Despite several minor roadblocks - the scale didn't work, so I had to estimate dry ingredients; the shortcrust pastry, which I should have made in the food processor, wasn't as thoroughly blended as it could have been; I had to use tools in the garage to get the jar of peach conserves open - this tart/pudding turned out just fine.
It has three parts: a shortcrust, a jam filling and a frangipane topping. We were allowed to use purchased jam, which is good because I don't make my own preserves. I wish I'd had some of my mother's Oregon grape jam, but my supply was gone, so I used Frog Hollow organic peach conserves instead. The conserves had some organic sugar but were basically just peaches - not too sweet.

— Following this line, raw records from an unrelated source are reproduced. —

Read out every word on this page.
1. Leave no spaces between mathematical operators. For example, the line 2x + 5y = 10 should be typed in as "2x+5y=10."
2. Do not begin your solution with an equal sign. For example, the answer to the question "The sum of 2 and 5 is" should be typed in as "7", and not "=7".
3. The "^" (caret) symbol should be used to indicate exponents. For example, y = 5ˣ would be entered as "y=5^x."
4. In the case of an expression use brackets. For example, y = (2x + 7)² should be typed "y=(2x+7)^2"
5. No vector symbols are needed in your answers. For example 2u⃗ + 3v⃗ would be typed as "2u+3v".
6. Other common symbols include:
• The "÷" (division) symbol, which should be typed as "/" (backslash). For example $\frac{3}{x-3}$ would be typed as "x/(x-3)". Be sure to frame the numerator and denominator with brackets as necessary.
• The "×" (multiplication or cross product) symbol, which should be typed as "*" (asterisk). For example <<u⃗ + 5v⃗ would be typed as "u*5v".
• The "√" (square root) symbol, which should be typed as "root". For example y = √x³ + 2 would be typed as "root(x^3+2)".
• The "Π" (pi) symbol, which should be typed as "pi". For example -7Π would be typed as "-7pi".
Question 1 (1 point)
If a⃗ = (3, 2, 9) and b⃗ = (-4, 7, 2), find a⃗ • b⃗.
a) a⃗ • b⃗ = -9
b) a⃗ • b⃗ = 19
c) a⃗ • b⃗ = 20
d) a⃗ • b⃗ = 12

The frangipane is made with ground almonds, eggs, a little flour, butter and powdered sugar and turns out kind of curdy.
The entire dessert was rich and buttery but not too sweet - good for me, because I'm not a big fan of really sweet desserts. With a few home-grown, freshly picked strawberries for garnish along with sliced almonds, this tart was a fun and different dessert.
Wednesday, June 10, 2009
What fun! This month's Daring Cook challenge was Chinese dumplings. I make dumplings (potstickers) periodically, but I decided this was my chance to try a version that sounded so good but took a little too much time for a routine dinner.
I made Shanghai soup dumplings. These have the soup inside the dumpling, along with the regular filling. I made chicken broth by simmering chicken backs and necks in water, along with seasonings (green onions, ginger, garlic, soy). When the chicken was falling off the bone (2-3 hours), I strained the soup, returned it to the heat and boiled it until it reduced to about 3 cups. I added seasonings and gelatin, and, using a gravy separator to remove the fat, poured the mixture into a 9x13 glass baking dish, covered it and refrigerated it overnight. The next day I cut the chicken gelatin or aspic into small cubes and blended it with my ground pork/shrimp filling.

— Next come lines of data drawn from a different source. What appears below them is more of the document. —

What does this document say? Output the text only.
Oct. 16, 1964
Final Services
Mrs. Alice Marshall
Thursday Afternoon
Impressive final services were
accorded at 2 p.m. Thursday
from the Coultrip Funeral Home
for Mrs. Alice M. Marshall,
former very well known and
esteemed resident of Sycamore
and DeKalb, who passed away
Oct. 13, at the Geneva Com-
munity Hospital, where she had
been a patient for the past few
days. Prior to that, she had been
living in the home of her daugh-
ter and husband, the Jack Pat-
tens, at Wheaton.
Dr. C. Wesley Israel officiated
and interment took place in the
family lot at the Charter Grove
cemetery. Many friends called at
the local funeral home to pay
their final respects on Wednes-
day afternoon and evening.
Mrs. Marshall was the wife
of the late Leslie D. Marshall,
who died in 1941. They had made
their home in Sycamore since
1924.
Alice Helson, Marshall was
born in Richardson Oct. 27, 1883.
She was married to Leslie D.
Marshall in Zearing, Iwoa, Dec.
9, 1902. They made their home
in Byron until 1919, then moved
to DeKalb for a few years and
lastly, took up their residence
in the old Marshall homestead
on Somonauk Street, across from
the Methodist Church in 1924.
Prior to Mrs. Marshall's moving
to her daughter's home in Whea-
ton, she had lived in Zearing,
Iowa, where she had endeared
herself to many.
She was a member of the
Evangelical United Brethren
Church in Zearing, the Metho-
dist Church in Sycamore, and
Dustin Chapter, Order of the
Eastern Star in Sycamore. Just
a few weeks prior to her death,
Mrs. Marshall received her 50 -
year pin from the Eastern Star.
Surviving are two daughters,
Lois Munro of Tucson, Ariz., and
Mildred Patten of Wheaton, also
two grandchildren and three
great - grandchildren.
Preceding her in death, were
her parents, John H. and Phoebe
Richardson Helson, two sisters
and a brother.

Since the challenging part of this challenge was making the dumpling wrappers, I followed the instructions for using the food processor - flour and warm water. Concrete! Not sure what I did wrong. So I switched to the Chinese mother method and hand-mixed the flour and warm water. Much better result. I let the dough sit for quite a while and then began the lengthy and somewhat arduous process of rolling out the little wrappers, filling them and pleating them.
Since the aspic would be melting when the dumplings were steamed, I pleated them into little purses rather than the traditional shape. I found it a little challenging to make sure all the seams were sealed tightly - didn't want to lose any of the broth to leaking. I had way more filling than dough but decided to use commercial wrappers for the leftover filling. NOTE: All pictures are dumplings made with the homemade dough!

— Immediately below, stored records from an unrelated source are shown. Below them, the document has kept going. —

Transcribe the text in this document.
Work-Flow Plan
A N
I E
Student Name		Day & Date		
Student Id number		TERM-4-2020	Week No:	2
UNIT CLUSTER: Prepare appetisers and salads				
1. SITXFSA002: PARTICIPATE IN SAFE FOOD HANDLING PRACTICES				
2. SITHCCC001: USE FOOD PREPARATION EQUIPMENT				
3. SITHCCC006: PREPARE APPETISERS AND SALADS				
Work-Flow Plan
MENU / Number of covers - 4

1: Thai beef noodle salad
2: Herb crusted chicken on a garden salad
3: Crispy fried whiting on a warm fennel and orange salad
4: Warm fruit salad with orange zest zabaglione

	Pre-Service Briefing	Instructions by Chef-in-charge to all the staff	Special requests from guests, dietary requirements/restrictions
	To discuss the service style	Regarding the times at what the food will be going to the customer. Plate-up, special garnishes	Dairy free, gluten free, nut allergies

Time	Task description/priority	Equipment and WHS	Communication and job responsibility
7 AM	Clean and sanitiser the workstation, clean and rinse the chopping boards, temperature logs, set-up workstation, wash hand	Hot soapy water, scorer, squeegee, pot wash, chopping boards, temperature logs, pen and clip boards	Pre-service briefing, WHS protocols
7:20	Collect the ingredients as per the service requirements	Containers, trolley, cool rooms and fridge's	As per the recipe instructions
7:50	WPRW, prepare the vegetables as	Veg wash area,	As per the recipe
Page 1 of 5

I steamed the dumplings for about 10 minutes. Those that didn't leak (some dough stuck to other dumplings and tore) were great - a little burst of chicken-y hotness mingled with the pork/shrimp filling. And even without the soup, the potstickers were pretty tasty.
I also made some other little nibbles: naked shrimp/chive dumplings and ginger chicken and my friend Sarah provided a lovely platter of tomatoes, mango and avocado slices, sprinkled with seasonings. We had sriracha, red pepper flake sauce and mango citrus sauce for dipping. I liked the mango with the dumplings - a nice tangy contrast.
I had enough to freeze some uncooked dumplings for a dinner in the future. I would do this again, although having at least two days to pull it together is probably the best plan. I think I might also chill the soup before it becomes aspic to more thoroughly remove the fat. I got most of it with the gravy separator, but had to gently scrape some off the top of the aspic before I cut it up.
I doubt I will seek a new career as a dumpling maker, but this was a pretty good outcome for this challenge.
PS - After making and not loving the ricotta gnocchi last month, I had a chance to eat them in a real restaurant. We were in Portland, OR for a long weekend and stopped in at a venerable place that has been around for years and gotten excellent ratings. There they were: ricotta gnocchi, served with duck. I ordered, I ate and frankly, they were no more impressive than mine and still not something I was enthusiastic about. Maybe I'm just not a gnocchi person.